I'm tucked away in my upstairs study, spending the morning reading and listening to the rain/sleet outside. It should be cozy, but I'm not feeling particularly content. I keep hoping the weather will clear up so we can take our dog out on a good walk, of at least an hour or two.
I am reading Ehrenreich's Nickel and Dimed again, and her chapter on working at a Wal-Mart in Minneapolis is absorbing. I've read her book before, and I've read a lot of articles about Wal-Mart, but her description of working there is still horrifying. What is most hard to take is her struggle to find affordable housing, which simply isn't available giving a housing crunch and her $7 an hour wage. And also her description of the false perkiness that's expected of her at Wal-Mart, coupled with the invasive management culture, the expensive and pointless drug testing, the threats about unionizing, the insulting warnings against "time-theft" and getting blamed for things you didn't do, the non-paid overtime. She says you have to pay $1 for the privilege of wearing jeans on Fridays.
And here is what she says about our world of "big-box" stores:
I get a chill when I'm watching TV in the break room one afternoon and see ... a commercial for Wal-Mart.

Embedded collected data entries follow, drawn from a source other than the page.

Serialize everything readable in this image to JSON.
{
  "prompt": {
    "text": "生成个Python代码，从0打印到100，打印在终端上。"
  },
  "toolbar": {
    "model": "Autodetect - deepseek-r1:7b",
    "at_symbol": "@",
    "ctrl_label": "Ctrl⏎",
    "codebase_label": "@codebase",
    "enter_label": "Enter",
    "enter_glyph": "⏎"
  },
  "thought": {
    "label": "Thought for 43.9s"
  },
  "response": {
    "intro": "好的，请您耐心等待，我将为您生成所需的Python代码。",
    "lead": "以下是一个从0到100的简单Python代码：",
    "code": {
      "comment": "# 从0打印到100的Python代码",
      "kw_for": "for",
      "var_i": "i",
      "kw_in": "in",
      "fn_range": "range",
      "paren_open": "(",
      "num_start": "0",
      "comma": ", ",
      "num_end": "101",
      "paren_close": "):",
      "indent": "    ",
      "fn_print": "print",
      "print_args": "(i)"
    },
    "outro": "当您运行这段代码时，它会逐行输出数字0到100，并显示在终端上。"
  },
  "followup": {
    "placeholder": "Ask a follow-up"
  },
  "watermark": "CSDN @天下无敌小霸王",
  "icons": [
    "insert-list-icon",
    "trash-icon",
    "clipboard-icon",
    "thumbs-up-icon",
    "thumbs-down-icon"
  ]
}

When a Wal-Mart shows up within a television within a Wal-Mart, you have to question the existence of an outer world. Sure, you can drive for five minutes and get somewhere else -- to Kmart, that is, or Home Depot, or Target, or Burger King, or Wendy's, or KFC. Wherever you look, there is no alternative to the megascale corporate order, from which every form of local creativity and initiative has been abolished by distant home offices. Even the woods and the meadows have been stripped of disorderly life forms and forced into a uniform made of concrete. What you see -- highways, parking lots, stores -- is all there is, or all that's left to us here in the reign of globalized, totalized, paved-over, corporatized everything.
But I don't mean to infect you all with my gloomy mood. On a lighter note, I got a new book yesterday: Alberto Manguel's A History of Reading. I've read good things about this book on other blogs, and it looks interesting, and I always like reading books about reading and books.